The faculty group at UW-Madison that wrote the letter Tuesday is a chapter of the American Association of University Professors.
The letter reminded Cross that faculty from seven UW System campuses, including UW Colleges, declared that they had lost confidence in his leadership and that of the Board of Regents in May 2016 because of their failure to “defend the institution from a hostile governor and state legislature” and their “abrogation of shared governance” in passing policy on faculty termination over the objections of faculty groups.
Renewed censures against Cross are now in the works among faculty groups on several campuses, according to sources.
At UW-Milwaukee, the University Committee and the American Association of University Professors chapter are jointly sponsoring a resolution of censure to be brought to the Faculty Senate on Feb. 15. It’s expected to be circulated to faculty this Thursday.
Tuesday’s letter from the UW-Madison AAUP chided Cross.
“It does not bode well for the success of your policies that you consider shared governance to be nothing more than an impediment to progress,” it said.
David Vanness, a UW-Madison professor of population health sciences, said Tuesday that he sympathizes with frustrations that shared governance can “slow down the process.” But, he said, “what you’re seeing is steamrolling of governance bodies at the System level.”
Vanness said suggestions have been made on how shared governance could be speeded up when matters are urgent, rather than bypassing the process through “backroom dealing” with lawmakers.
In one email obtained by public radio, the UW System’s director of state relations, Jeffrey Schoenfeldt, stated he had talked with at least nine Republican lawmakers, but because Senate Republicans were in caucus, he “didn’t get as many members there as (he) hoped.”
“All of these people presumably knew of your plans, which were ‘an open secret’ in the Capitol, before faculty, staff students — and even administrators of the very institutions you sought to redefine were even aware — much less involved in meaningful consultation,” the UW-Madison faculty group’s letter says.

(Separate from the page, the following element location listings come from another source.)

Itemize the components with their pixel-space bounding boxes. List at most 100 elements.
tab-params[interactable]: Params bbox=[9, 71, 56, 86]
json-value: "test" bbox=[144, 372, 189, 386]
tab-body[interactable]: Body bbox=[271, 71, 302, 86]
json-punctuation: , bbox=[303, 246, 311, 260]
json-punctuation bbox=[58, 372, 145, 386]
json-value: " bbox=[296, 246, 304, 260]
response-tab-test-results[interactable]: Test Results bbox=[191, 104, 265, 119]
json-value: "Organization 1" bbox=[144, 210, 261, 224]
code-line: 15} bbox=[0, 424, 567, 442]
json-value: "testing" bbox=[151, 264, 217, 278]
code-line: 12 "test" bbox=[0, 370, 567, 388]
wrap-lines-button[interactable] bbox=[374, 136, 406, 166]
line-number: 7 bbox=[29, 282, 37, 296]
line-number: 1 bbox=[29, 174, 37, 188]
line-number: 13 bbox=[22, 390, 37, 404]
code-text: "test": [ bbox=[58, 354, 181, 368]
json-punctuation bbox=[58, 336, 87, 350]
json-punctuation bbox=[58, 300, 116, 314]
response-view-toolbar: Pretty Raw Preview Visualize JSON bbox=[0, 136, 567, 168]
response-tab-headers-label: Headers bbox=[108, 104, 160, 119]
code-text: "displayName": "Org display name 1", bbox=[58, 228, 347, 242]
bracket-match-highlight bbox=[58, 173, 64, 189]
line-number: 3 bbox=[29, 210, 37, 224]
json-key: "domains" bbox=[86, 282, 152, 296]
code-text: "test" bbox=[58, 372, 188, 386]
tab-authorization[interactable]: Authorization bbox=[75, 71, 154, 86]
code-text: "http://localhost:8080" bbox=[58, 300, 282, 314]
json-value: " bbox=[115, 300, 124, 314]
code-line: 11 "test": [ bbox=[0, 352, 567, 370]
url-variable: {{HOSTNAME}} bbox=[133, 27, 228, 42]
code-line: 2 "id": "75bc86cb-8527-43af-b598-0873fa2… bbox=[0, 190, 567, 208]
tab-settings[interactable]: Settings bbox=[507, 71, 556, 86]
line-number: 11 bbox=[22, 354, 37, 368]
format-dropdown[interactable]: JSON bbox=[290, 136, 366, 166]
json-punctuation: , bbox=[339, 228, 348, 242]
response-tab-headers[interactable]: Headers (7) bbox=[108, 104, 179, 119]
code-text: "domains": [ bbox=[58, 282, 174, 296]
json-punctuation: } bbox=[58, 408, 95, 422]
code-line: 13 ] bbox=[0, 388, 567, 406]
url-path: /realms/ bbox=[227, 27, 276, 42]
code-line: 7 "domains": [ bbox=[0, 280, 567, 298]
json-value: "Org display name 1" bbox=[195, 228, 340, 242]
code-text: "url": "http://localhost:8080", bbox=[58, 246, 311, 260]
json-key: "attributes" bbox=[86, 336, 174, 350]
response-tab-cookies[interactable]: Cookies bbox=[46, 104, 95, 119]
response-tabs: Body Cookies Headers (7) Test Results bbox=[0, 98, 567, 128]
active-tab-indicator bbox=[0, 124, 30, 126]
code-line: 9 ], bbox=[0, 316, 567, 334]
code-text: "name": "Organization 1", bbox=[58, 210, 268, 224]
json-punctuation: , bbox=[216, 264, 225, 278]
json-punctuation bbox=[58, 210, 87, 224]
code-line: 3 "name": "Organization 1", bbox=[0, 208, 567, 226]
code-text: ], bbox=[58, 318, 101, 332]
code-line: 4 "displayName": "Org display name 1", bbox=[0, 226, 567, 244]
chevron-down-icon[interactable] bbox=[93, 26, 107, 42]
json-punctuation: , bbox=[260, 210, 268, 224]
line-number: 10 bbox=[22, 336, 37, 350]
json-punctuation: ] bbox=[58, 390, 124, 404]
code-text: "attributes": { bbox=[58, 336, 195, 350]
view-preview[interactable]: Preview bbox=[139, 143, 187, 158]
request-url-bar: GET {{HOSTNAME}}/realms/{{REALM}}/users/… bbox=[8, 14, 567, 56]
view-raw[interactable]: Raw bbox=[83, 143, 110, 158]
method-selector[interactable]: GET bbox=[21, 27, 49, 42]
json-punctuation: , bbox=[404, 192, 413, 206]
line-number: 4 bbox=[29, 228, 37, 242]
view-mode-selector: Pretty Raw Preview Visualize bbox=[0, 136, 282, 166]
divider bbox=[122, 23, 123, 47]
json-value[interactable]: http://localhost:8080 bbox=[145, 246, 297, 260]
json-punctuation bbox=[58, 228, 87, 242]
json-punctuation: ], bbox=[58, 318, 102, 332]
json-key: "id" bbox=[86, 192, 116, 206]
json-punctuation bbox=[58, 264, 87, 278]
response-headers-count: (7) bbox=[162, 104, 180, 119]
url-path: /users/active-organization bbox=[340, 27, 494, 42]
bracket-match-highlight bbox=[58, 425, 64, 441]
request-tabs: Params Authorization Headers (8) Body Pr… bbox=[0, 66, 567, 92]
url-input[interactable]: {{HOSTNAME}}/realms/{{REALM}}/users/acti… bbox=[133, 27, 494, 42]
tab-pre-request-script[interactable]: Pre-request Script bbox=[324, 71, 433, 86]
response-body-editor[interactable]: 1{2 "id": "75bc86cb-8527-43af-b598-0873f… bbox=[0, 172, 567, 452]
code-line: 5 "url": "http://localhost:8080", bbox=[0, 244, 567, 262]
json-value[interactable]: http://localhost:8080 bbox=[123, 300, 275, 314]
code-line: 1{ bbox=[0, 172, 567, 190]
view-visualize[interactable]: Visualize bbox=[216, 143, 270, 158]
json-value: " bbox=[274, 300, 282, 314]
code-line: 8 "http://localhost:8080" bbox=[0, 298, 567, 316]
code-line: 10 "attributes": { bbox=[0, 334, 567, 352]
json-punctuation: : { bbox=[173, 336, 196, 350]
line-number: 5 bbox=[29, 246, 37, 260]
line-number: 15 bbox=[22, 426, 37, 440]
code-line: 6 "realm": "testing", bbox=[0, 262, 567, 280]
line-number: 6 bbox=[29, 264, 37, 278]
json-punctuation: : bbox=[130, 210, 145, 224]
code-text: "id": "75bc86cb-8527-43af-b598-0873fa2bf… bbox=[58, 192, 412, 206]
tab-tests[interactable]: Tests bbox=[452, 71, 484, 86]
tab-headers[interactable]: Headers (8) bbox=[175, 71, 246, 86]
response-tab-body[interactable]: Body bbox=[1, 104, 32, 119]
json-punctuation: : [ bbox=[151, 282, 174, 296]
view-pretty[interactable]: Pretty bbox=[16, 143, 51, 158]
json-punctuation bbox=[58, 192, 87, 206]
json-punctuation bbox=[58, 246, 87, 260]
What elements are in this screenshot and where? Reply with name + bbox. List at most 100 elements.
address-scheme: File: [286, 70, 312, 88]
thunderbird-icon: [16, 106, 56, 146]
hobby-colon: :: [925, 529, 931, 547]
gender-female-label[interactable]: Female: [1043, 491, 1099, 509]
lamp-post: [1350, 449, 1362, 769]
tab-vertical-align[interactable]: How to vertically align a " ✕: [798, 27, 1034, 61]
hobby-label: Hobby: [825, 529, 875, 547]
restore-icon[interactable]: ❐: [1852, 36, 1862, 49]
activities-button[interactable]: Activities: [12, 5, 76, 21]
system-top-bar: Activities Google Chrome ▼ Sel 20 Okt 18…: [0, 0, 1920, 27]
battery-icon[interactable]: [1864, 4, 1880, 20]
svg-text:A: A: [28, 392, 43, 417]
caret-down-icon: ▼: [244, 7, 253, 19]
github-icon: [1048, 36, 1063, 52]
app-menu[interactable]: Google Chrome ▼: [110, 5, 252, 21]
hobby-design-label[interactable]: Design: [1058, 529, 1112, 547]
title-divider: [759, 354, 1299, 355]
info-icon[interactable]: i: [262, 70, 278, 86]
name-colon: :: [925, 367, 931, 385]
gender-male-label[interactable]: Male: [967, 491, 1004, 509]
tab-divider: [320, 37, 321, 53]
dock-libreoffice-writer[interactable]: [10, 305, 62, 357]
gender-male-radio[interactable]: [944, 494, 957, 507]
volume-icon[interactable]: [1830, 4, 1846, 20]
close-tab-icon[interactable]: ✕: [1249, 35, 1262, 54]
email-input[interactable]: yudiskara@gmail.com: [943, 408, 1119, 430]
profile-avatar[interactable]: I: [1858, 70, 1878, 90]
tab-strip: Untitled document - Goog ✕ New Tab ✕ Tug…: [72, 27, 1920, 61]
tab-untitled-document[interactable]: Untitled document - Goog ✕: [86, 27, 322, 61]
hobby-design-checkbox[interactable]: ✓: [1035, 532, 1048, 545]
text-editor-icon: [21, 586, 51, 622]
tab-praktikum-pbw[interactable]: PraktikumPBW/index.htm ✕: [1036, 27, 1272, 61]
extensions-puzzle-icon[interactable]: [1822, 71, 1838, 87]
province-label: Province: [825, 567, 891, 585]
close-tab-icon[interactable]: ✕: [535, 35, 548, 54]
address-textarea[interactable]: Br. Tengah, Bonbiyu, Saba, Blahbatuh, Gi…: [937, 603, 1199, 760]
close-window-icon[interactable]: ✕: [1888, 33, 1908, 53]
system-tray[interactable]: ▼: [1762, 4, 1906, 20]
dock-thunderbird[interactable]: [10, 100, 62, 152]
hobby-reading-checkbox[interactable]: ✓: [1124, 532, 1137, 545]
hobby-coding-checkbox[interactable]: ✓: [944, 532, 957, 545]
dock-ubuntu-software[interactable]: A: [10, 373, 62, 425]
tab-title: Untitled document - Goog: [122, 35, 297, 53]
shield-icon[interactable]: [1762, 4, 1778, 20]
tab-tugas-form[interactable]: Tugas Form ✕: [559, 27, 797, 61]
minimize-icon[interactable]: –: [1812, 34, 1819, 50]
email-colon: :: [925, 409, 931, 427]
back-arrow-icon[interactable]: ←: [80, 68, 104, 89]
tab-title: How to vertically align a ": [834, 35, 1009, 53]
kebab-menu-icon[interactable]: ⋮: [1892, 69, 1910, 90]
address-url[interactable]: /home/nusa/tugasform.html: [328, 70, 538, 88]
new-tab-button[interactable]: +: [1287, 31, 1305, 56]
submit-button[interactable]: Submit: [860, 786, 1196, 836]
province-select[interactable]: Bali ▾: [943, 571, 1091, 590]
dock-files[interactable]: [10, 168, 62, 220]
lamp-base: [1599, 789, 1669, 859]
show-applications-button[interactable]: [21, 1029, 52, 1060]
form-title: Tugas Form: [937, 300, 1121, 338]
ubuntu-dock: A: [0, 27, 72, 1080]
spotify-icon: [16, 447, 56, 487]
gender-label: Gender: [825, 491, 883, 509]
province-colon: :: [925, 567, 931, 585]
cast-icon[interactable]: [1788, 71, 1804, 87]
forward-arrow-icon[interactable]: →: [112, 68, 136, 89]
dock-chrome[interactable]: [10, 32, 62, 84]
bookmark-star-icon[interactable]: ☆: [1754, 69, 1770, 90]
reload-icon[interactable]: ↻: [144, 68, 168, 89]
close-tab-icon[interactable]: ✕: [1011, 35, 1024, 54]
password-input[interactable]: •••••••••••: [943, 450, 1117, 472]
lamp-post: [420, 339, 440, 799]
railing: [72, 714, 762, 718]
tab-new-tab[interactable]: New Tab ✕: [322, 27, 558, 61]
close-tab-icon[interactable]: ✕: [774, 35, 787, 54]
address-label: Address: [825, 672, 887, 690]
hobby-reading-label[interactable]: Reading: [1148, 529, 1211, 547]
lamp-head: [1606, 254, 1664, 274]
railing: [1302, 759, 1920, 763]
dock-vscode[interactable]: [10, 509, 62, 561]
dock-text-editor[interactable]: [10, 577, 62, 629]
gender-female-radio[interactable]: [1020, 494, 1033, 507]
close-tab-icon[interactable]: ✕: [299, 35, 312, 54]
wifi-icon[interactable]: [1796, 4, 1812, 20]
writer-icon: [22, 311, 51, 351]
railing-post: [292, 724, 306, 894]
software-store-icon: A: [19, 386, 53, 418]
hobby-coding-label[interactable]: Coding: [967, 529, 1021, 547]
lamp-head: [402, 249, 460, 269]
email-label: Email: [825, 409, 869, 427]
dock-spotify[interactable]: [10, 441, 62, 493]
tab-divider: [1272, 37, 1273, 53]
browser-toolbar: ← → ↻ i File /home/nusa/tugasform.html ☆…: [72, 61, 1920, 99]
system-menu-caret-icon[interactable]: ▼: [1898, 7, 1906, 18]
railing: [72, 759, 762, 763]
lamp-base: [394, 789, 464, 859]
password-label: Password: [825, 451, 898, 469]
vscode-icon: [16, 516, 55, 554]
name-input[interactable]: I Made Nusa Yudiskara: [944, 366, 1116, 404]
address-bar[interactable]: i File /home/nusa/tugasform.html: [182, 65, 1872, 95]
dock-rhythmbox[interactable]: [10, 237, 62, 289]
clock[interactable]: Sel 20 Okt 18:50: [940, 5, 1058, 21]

“It is shocking and disheartening that you consider your true partners not to be the shared governance bodies of the University of Wisconsin System or the leaders of the communities we serve, regardless of party affiliation, but rather to be politically connected business interests and exclusively Republican legislators,” the letter says.
In a statement released Tuesday afternoon, UW System spokeswoman Stephanie Marquis said system leaders “value the input of our faculty, staff and students, and President Cross has ensured they have a continued voice in the process.”
She said shared governance leaders from faculty, academic staff, university staff and students are represented on the steering committee working on the restructuring.
Cross said at the time the restructuring of the two-year campuses was announced that time was of the essence. He cited a downward spiral of enrollments and said the restructuring could offer benefits including access to four-year degree programs on the two-year campuses as a result of regional clustering of campuses.
Tuesday’s statement reiterated that urgency. “The enrollment challenges facing the UW Colleges are not new and the state’s birthrates continue to decline,” Marquis said. “Over the last seven years, UW Colleges experienced a 32% decline in enrollment of full-time equivalent students, and on some campuses, the decline is more than 50%.
“The status quo is not sustainable, and the UW’s internal restructuring efforts leverage the strength of our four-year institutions to maintain and expand access to an affordable, quality education in Wisconsin.”